Ho provato sconcerto e irritazione giovedì 27 dicembre, sentendo dai mass media la notizia del licenziamento di una decina di collaboratori della Ferrovia del Monte Generoso, alcuni dei quali residenti nella regione e da tempo dipendenti della società.
O meglio, ho provato sconcerto e irritazione nell’ascoltare le motivazioni portate dalla responsabile media e marketing (“pubbliche relazioni” è ormai ritenuta denominazione non sufficientemente moderna) Viviana Carfi, secondo cui il personale, utilizzato nel settore della ristorazione e lasciato a casa alla vigilia delle festività natalizie, non aveva le conoscenze linguistiche e culturali per affrontare le richieste di una clientela largamente cosmopolita, quali ad esempio, sic dixit, l’ordinazione di un caffè.
Naturalmente il problema non sta tanto nella supposta inadeguatezza nell’affrontare le comuni mansioni quotidiane legate alla gestione di un servizio di ristorazione (che, per quanto onorevoli e per vari aspetti lodevoli, non domandano certamente l’ottenimento di diplomi di studi superiori).
Il problema ben più grave è dato dal persistere e dal prevalere di una mentalità tipica di una concezione del turismo sottomessa e asservita, che relega in secondo piano le peculiarità indigene, per lasciare il posto a un fragile e mal concepito, e ancor peggio praticato, internazionalismo, a un cosmopolitismo superficiale e apolide, in nome del quale si è pronti a ripudiare la propria identità per maldestramente plasmarsi su quella dell’occasionale ospite di turno.
Meraviglia poi che questo atteggiamento e queste motivazioni trovino casa presso una società, la Migros, che ha fatto della valorizzazione della cultura e dei saperi locali, e dei suoi prodotti, uno dei suoi riusciti cavalli di battaglia.
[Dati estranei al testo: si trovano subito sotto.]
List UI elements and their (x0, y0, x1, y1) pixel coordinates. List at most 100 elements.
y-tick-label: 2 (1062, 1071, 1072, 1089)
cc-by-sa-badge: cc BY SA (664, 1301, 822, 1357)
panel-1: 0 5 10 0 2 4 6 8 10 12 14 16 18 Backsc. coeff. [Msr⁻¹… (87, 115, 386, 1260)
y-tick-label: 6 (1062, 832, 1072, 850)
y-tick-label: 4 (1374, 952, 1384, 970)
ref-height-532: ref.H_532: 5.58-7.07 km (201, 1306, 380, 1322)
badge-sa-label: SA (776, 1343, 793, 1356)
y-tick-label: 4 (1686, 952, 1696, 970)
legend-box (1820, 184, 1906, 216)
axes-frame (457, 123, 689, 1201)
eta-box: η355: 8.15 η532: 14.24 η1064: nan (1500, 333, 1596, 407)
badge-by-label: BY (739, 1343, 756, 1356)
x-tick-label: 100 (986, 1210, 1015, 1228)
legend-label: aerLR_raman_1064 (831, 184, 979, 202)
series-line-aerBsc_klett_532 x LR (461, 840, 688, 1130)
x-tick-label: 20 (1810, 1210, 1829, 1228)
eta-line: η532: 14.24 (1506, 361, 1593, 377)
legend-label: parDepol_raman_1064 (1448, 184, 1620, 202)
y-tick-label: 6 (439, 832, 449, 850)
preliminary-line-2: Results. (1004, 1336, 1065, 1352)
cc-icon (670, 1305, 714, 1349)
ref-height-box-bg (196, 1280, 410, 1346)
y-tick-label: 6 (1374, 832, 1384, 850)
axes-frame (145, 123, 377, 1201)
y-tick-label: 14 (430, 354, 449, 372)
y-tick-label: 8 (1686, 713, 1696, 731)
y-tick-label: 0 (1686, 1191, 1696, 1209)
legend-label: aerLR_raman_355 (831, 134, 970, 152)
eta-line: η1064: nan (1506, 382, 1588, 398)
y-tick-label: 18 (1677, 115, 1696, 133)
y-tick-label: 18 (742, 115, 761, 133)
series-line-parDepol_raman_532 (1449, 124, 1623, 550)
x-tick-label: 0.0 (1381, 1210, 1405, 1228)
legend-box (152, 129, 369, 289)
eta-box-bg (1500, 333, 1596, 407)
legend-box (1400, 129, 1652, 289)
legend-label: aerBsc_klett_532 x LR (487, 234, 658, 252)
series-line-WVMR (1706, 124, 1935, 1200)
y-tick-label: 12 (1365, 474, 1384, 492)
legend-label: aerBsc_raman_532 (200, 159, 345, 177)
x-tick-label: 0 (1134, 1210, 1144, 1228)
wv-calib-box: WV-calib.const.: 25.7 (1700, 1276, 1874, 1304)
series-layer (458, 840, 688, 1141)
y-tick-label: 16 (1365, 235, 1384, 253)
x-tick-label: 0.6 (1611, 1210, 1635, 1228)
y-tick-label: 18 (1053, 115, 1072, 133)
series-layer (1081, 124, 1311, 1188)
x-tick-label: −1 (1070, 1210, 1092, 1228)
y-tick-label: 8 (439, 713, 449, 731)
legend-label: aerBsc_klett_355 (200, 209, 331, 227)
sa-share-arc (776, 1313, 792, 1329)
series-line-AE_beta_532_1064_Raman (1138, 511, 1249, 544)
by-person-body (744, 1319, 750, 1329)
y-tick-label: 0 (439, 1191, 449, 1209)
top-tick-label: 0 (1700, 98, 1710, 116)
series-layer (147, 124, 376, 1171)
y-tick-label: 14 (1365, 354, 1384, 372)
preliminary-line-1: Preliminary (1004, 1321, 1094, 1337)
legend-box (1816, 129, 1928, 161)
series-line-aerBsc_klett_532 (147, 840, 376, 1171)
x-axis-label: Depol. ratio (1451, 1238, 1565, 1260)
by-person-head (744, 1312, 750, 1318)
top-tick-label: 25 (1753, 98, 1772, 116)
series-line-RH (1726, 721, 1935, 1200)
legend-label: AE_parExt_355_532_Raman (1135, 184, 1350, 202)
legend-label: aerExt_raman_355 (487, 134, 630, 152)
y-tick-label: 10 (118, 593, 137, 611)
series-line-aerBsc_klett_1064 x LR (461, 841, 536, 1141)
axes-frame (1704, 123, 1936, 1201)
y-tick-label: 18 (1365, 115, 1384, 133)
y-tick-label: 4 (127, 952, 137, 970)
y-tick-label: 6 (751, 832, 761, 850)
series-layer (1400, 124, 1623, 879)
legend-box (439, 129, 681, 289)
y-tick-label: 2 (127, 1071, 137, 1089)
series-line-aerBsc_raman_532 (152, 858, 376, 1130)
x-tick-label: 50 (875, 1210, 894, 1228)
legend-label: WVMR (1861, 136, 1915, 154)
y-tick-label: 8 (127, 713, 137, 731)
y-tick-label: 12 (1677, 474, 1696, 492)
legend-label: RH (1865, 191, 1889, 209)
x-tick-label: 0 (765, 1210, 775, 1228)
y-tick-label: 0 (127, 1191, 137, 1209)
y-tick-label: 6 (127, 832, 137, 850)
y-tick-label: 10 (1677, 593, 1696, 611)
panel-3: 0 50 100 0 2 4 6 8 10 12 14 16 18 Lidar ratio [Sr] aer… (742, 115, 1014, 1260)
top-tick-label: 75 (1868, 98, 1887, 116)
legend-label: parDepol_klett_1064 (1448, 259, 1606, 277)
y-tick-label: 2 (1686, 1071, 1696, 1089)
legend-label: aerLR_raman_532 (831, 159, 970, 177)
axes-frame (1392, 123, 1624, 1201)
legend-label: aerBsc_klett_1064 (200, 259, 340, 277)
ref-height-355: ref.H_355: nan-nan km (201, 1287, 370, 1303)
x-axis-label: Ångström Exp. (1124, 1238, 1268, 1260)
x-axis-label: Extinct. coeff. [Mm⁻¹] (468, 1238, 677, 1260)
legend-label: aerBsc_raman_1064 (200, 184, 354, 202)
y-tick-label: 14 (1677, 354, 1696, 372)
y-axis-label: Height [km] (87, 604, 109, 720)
Società che, tra l’altro, possiede una rinomata scuola in cui in poco tempo potrebbero essere dati i rudimentali strumenti linguistici e culturali necessari per svolgere le normali attività di un settore come quello in questione.
Cosa ci dobbiamo aspettare da questa ristrutturazione? Collaboratori, camerieri e inservienti, nuovi, che parleranno più lingue, discetteranno magari anche di cose colte (vista l’esigenza dichiarata di una cultura più ampia), ma che probabilmente, come insegnano tanti precedenti, poco o nulla sapranno della realtà locale, dei suoi luoghi, della sua gente, dei suoi usi, delle sue vicende.
Temi che, sospetto, siano poco noti anche alla signora Carfi, secondo cui la necessità di una migliore formazione è dovuta al fatto che “un tempo sul Monte Generoso si recavano per lo più persone locali, oggi invece arrivano da tutto il mondo”. Affermazione per lo meno strana, visto che non erano sicuramente i cittadini del Mendrisiotto e del Canton Ticino che in massa potevano permettersi il soggiorno nei lussuosi ambienti dell’Hotel Bellavista o, in seguito, dell’Hotel Suisse Schweizerhof, in vetta. Dove venivano accolti, per il servizio di “Dîner, Logis et Déjeuner Complet” da un buon numero di parenti del proprietario signor Clericetti e da un “nutrito stuolo di ragazze di Scudellate”, come ci rivela il bel libro La scoperta del Monte Generoso, curato dal Museo etnografico della Valle di Muggio, la cui lettura è consigliabile a chi vuole operare nel settore. Come sarebbe auspicabile, ma qui forse è pretendere troppo, la conoscenza del gustoso libricino di Luigi Lavizzari, Il Monte Generoso e i suoi dintorni, dove è riportato l’appello a venire sul Generoso a turisti “dalla lingua di Goethe, di Schiller, … dall’idioma di Corneille, di Fenelon,… dall’accento di Shakespeare, di Milton”.
Un’internazionalità numerosa e varia, per lo più benestante – vi giunse perfino la regina Margherita di Savoia – accolta tutta da gente del posto, sicuramente non dotta e non cognita delle lingue e delle cose del mondo, ma in grado di offrire quell’ospitalità, quel calore umano, quella genuinità, quella veridicità che si cerca e si vorrebbe trovare; al di là delle barriere linguistiche che, semmai, sono effettivamente tali soprattutto nella mente di chi concepisce un’offerta turistica prevalentemente tarata con parametri meramente e superficialmente economici.
Un proverbio africano recita: “il turismo è come il fuoco, può scaldare la tua casa, ma può anche bruciarla per sempre”. Con i presupposti sottesi alle motivazioni che stanno alla base dei licenziamenti effettuati, si può ben temere il peggio. Prepariamo gli idranti!